デザインコンペについて。

2019.2.25日々のこと

そういえば、独立してから、コンペというものにほとんど参加していないことに気がついた。
そういう話があったとしたら「気楽にやりますよ」と前置きをつけるだろう。
デザイン関係のコンペというのは、依頼人が複数社の事務所に声をかけて案を出してもらい、その中から気に入った案を出した事務所に仕事を依頼する流れだ。
コンペ費といって、落選した事務所にも、案を出してくれたことへの報酬を支払うこともあるが、ぼくの経験した限り、極めて異例だ。
だから、ゼロかイチかの世界。
 
依頼人には、こういうコンペは勧めていない。
というのも、依頼人としては、ひとつひとつの事務所にかける時間や労力が参加数分減ってしまうことになる。
つまり、人と人の関係性が希薄になるということ。
同じように、0円の仕事を、他の依頼人の仕事と同じ熱量でやる事務所もない。
報酬の話を抜きにしても、「他と比べさせて」と言われて頑張れる人というのは、何か別の欲望があるものだ。

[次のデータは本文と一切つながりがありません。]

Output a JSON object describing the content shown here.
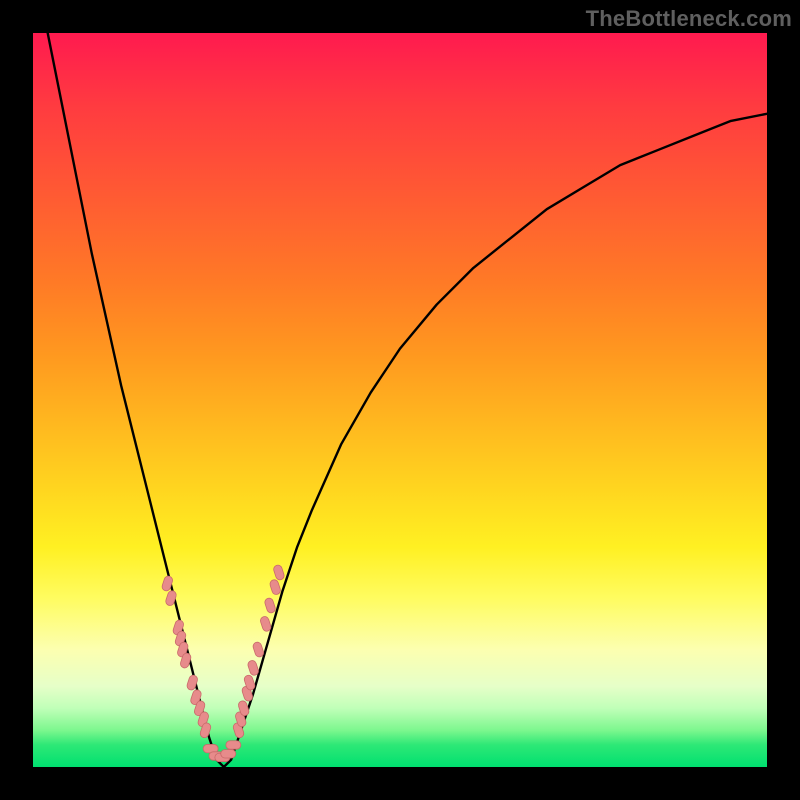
{
  "watermark": "TheBottleneck.com",
  "colors": {
    "frame": "#000000",
    "curve": "#000000",
    "marker_fill": "#e78b8b",
    "marker_stroke": "#c96a6a",
    "gradient_top": "#ff1a4f",
    "gradient_bottom": "#00e070"
  },
  "chart_data": {
    "type": "line",
    "title": "",
    "xlabel": "",
    "ylabel": "",
    "xlim": [
      0,
      100
    ],
    "ylim": [
      0,
      100
    ],
    "grid": false,
    "legend": false,
    "notes": "V-shaped bottleneck-style curve with rainbow gradient background. No axis tick labels are visible; x and y are normalized 0–100 (x left→right, y bottom→top). Pink rounded markers cluster on both inner walls of the V near the bottom.",
    "series": [
      {
        "name": "curve",
        "x": [
          2,
          4,
          6,
          8,
          10,
          12,
          14,
          16,
          18,
          19,
          20,
          21,
          22,
          23,
          24,
          25,
          26,
          27,
          28,
          30,
          32,
          34,
          36,
          38,
          42,
          46,
          50,
          55,
          60,
          65,
          70,
          75,
          80,
          85,
          90,
          95,
          100
        ],
        "y": [
          100,
          90,
          80,
          70,
          61,
          52,
          44,
          36,
          28,
          24,
          20,
          16,
          12,
          8,
          4,
          1,
          0,
          1,
          4,
          10,
          17,
          24,
          30,
          35,
          44,
          51,
          57,
          63,
          68,
          72,
          76,
          79,
          82,
          84,
          86,
          88,
          89
        ]
      }
    ],
    "markers": {
      "left_branch": [
        {
          "x": 18.3,
          "y": 25
        },
        {
          "x": 18.8,
          "y": 23
        },
        {
          "x": 19.8,
          "y": 19
        },
        {
          "x": 20.1,
          "y": 17.5
        },
        {
          "x": 20.4,
          "y": 16
        },
        {
          "x": 20.8,
          "y": 14.5
        },
        {
          "x": 21.7,
          "y": 11.5
        },
        {
          "x": 22.2,
          "y": 9.5
        },
        {
          "x": 22.7,
          "y": 8
        },
        {
          "x": 23.2,
          "y": 6.5
        },
        {
          "x": 23.5,
          "y": 5
        }
      ],
      "right_branch": [
        {
          "x": 28.0,
          "y": 5
        },
        {
          "x": 28.3,
          "y": 6.5
        },
        {
          "x": 28.7,
          "y": 8
        },
        {
          "x": 29.2,
          "y": 10
        },
        {
          "x": 29.5,
          "y": 11.5
        },
        {
          "x": 30.0,
          "y": 13.5
        },
        {
          "x": 30.7,
          "y": 16
        },
        {
          "x": 31.7,
          "y": 19.5
        },
        {
          "x": 32.3,
          "y": 22
        },
        {
          "x": 33.0,
          "y": 24.5
        },
        {
          "x": 33.5,
          "y": 26.5
        }
      ],
      "bottom": [
        {
          "x": 24.2,
          "y": 2.5
        },
        {
          "x": 25.0,
          "y": 1.5
        },
        {
          "x": 25.8,
          "y": 1.3
        },
        {
          "x": 26.6,
          "y": 1.8
        },
        {
          "x": 27.3,
          "y": 3
        }
      ]
    }
  }
}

だから、基本的にはコンペになると、少ない情報の中で、あり合わせのパターンを組み替えて提案することが多くなる。
そうじゃない場合は、仕事のない若手が熱量を持って行うのだが、未熟だから仕事がないのだ。
 
ここまで話していると、コンペが悪いことのようにしか話していないが、「気楽にやっていい」という側面もある。
普段僕らは、依頼人の事業規模や求心力の規模なんかも考えながら提案をする。
しかし、気楽にやれるのなら、そんなものを度外視してやってしまうこともできるだろう。
ま、予算が合わないって言われるでしょうが。